源氏物語小屏風絵‐胡蝶‐

上:『源氏物語』の「胡蝶」巻で、紫の上は、秋好む中宮の「季の御読経」の催事に際して供華を行ったが、その時の使者として遣わされたのが、「迦陵頻」と「胡蝶」を舞う童子たちであった。庭の舞を見る画面奥の秋好む中宮と光源氏、春爛漫の六条院、西南の町である。

源氏物語小屏風絵-胡蝶-
(個人蔵、江戸初期)

下:「龍頭鷁首を、唐のよそひに、ことことしうしつらひて、楫取の棹さす童べ、皆みづら結ひて、唐土だたせて、さる大きなる池のなかにさし出でたれば、まことの見知らぬ国に来たらむここちして」―『源氏物語』「胡蝶」巻より

源氏物語小屏風絵‐胡蝶‐
部会報告
平成21年10月21日 第九回 水曜部会

【報告】
今回は秋学期が始まって2回目の研究会となりました。発表者は古田1名、参加者は先生がたを含めて10名でした。担当箇所はテキストP.20~P21の「野分の夕べ、靫負の命婦の弔問」の続きの場面です。

私の発表は本研究会では6月17日に次いで2回目となります。調べていて感じるのは、宇治十帖(『源氏物語』の最終盤)の最初の巻である、橋姫巻との表現の類型性です。今回の発表では、「いはけなき人をいかにと思ひやりつつ、もろともにはぐくまぬおぼつかなさを」のくだりは「いはけなき人々をも、一人はぐくみ立てむほど、限りある身にて」という橋姫巻の記述と似ています。

こうした他の場面との表現の重なりは、丁寧に調べていくと面白いと思います。なぜなら、桐壺巻の語句の解釈に橋姫巻の展開をヒントとして用いることもできると考えられるからです。もちろん厳密には橋姫巻が桐壺巻を受けて書かれているのでしょうから、扱いには慎重な姿勢が必要となりますが。
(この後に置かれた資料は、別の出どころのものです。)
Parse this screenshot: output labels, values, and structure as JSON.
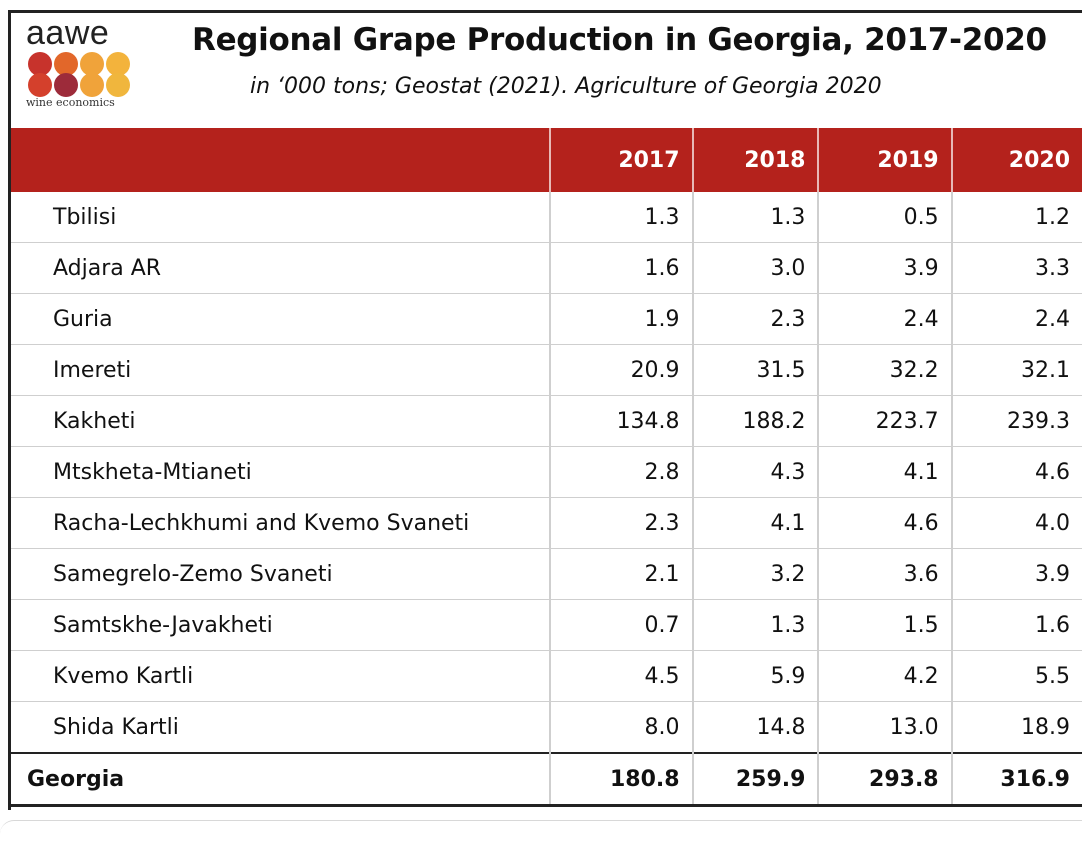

今回の場合、「もろともに」育てられないという嘆きの、「もろとも」が誰と誰なのか、注釈書によって説がわかれていました。橋姫巻では「一人はぐくみ立てむほど」というときに問題になるのは北の方(妻)の不在です。桐壺巻でも、「もろとも」とは妻と夫が共に育てられないことを嘆いていると考えた方が、自然と考えることもできると感じました。

また、「昔のかたみ」という箇所も解釈の分かれている箇所でした。私は「桐壺帝」自身と考えたのですが、河地先生の「夫が自分のことを形見というだろうか」というご指摘には、どの注釈書の説明よりも目から鱗が落ちる思いでした。もう少し類例を調べてみないと確かなことはいえないので、今後の課題としたいと思いますが、大変勉強になりました。

次回は今回の続きで、P22の帝の和歌(贈歌)の箇所から始まります。